I have 1400+ png files of pages. Images are not scanned, they are probably computer generated because there is no color corruption, distortion etc. They are probably from an official e-book version of a book. They are all in 1519 x 2459 resolution (I believe the book itself has 105 x 170 mm papers).
- I tried to merge them by Adobe Acrobat Pro, but after merging I couldn't save the final pdf. It somehow broke save function. I tried a couple of time. Try to do it by halves. First 700 pages can saved but second half broke it again.
- I tried to merge them by Abbyy FineReader, however, no matter which setting I tried, it produced a pdf with inconsistent page sizes (even though all images are in same resolution) and sometimes zoomed in for some pages.

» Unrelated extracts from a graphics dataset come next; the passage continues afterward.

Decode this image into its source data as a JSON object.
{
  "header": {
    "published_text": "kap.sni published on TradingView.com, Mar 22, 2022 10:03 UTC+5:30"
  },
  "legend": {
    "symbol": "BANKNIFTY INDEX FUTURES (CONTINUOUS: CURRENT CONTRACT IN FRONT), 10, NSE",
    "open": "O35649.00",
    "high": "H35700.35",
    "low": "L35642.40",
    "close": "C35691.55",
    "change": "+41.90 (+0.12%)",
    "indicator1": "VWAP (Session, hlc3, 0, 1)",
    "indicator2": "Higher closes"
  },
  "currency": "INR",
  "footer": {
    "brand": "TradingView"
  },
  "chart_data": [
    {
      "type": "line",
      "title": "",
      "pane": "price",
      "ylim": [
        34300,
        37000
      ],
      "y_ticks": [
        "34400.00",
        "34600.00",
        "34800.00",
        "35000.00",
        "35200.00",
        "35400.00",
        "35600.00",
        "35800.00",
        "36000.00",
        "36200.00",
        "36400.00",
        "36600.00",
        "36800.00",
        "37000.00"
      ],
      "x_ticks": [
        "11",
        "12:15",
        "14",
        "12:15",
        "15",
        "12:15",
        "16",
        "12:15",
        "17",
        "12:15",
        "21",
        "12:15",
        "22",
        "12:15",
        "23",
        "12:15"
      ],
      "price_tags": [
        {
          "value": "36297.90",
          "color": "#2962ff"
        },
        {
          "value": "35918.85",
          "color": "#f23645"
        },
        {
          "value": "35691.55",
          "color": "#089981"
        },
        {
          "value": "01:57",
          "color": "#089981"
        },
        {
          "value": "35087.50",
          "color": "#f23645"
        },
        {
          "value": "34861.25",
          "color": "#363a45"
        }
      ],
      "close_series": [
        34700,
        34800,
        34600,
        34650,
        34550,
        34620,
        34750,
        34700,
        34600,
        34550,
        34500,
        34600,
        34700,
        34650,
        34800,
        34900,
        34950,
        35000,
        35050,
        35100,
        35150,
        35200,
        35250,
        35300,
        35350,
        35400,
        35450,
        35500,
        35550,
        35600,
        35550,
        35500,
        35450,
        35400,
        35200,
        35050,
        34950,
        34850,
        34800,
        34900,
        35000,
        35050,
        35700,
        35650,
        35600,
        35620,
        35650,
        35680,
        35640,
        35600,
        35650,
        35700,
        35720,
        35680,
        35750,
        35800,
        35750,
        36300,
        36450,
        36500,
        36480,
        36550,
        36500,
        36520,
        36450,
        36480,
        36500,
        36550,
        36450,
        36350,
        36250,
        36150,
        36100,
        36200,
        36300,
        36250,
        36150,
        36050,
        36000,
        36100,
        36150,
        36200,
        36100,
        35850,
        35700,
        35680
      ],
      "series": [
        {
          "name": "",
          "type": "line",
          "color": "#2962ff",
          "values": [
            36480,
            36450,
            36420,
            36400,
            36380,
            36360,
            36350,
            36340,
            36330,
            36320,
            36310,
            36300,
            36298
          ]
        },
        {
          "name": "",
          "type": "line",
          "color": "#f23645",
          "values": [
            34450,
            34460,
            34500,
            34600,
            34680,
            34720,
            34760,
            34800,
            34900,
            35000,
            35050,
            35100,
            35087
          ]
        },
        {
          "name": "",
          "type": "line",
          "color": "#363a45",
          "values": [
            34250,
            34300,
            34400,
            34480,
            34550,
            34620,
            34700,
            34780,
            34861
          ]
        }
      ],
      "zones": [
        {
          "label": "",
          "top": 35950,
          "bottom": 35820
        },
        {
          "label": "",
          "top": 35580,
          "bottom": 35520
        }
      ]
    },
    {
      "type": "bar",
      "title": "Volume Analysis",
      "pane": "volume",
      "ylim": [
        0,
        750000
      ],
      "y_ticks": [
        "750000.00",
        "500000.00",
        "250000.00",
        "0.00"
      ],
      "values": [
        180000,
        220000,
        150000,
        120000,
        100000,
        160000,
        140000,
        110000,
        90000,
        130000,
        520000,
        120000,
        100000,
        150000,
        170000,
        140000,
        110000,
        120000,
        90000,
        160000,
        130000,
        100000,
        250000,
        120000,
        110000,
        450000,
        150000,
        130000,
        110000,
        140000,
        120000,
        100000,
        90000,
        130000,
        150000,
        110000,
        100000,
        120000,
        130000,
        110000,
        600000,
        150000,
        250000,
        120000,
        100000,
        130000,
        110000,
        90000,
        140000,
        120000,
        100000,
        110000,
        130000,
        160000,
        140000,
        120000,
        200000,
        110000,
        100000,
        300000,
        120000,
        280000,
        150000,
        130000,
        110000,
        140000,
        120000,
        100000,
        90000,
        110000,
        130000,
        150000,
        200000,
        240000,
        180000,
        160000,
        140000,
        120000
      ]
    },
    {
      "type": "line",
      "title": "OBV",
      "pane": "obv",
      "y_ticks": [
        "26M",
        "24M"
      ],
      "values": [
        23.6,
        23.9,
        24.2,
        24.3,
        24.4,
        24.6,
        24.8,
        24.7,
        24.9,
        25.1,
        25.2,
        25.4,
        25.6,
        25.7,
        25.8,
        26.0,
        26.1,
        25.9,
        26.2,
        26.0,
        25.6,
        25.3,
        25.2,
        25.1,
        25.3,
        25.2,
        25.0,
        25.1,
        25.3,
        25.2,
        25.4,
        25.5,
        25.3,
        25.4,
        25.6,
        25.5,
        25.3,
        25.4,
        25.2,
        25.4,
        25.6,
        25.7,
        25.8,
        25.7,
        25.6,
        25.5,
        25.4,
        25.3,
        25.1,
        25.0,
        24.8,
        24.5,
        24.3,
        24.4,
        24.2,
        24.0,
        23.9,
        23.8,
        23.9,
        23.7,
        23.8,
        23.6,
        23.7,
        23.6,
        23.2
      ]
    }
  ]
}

- I finally merged them by PDF Shaper Professional. It gave me a 2GB+ pdf file with all pages having same size which is 401.9 x 650.6 mm (for comparison, A4 is 210 x 297 mm). Then, I processed this pdf file with Abbyy and convert it to searchable PDF. Then, I compressed it by Acrobat Pro and finally have 250MB+ searchable pdf.
This pdf is still heavy. Abbyy crashes when I try to convert it to epub. MS Word can't process both size and (after splitting the pdf) page size. Kindle and Google Play Books not accepting because of size.
I need to lower its page size to make it lighter. However, every solution I tried produced image only pdfs and deleted OCR data. I can again scan this by Abbyy to make it searchable but I suppose it will have less correct OCR since I lowered the quality of images (pages). I want to have a light and searchable pdf of this book and then further convert it to epub so I can read it easily from my phone. There is no graphics in the pages as far as I saw, except for the first cover page, it is a anthology book for short stories. I'm using Windows 10, the OCR language is Turkish but the book is old and have old words so dictionary based OCRs work more inaccurately. What do you suggest I do?